It’s been three short years since Laura Marling released her brilliant debut Alas I Cannot Swim. In that time, Marling, along with her contemporaries, has helped to forge the folk revival. This has seen, amongst others, Marling, Fleet Foxes and Mumford and Sons swamp the radio airwaves, decorate the upper echelons of the music charts and receive recognition at awards ceremonies. Are we now beginning to see first wave of acts inspired by the success of the folk revivalists? If so then, Canadian trouvère Babette Hayward can certainly be classed among this second wave of revivalists.
Her voice is a little like Gillian Christie, of For Folks Sake’s New Bands Panel fame, who in turn sounds not unlike Laura Marling. There is also a hint of Cat Power, in the way that Hayward lets her vocal melodies hang, adding a delicate and poignant tone to her music.

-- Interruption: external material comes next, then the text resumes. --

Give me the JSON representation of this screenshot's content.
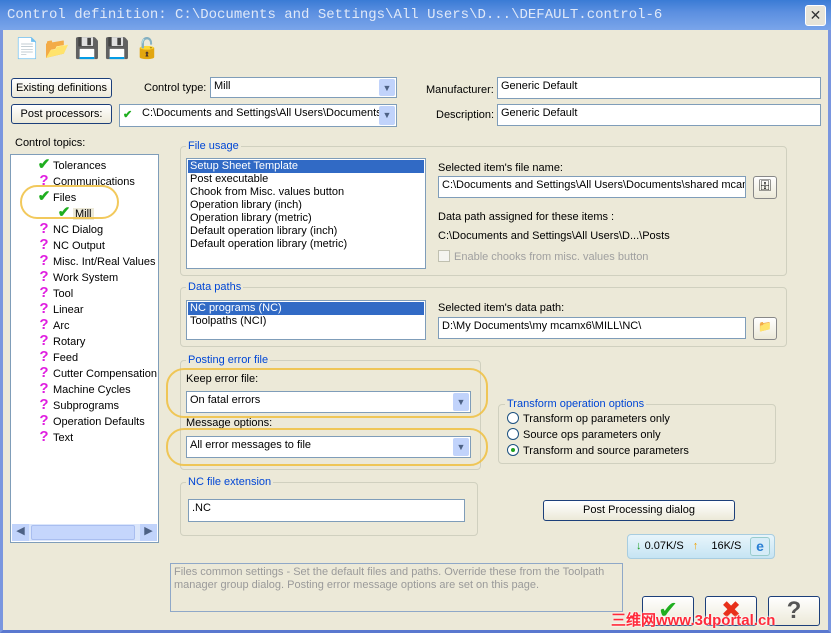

As for the music itself, ‘Star in Me’ has a chord change that could have been born from the Moldy Peaches’ excellent ‘Anyone Else But You’. ‘Spinning Out of Control’ has an introduction that recalls Tracy Chapmans ‘Fast Cars’ and a bridge that brings back memories of the Stereophonics ‘Hurry up and Wait’.
What I really like is that Hayward starts with strong song writing which is simple, but never repetitive or derivative. She is at complete ease with her approach to crafting music and is confident enough in its quality to add string elements, such as in ‘Break Line’ and the brilliant ‘All in Good Time’. Consequently she is able to sound like a number of different artists and also retain her individuality. This is a very accomplished and enjoyable record, one that fans of the aforementioned folk revivalists will certainly enjoy. The question one might ask, having laid such strong foundations, is ‘Where next for Babette Hayward?’ My answer would be ‘To England, to play some gigs’!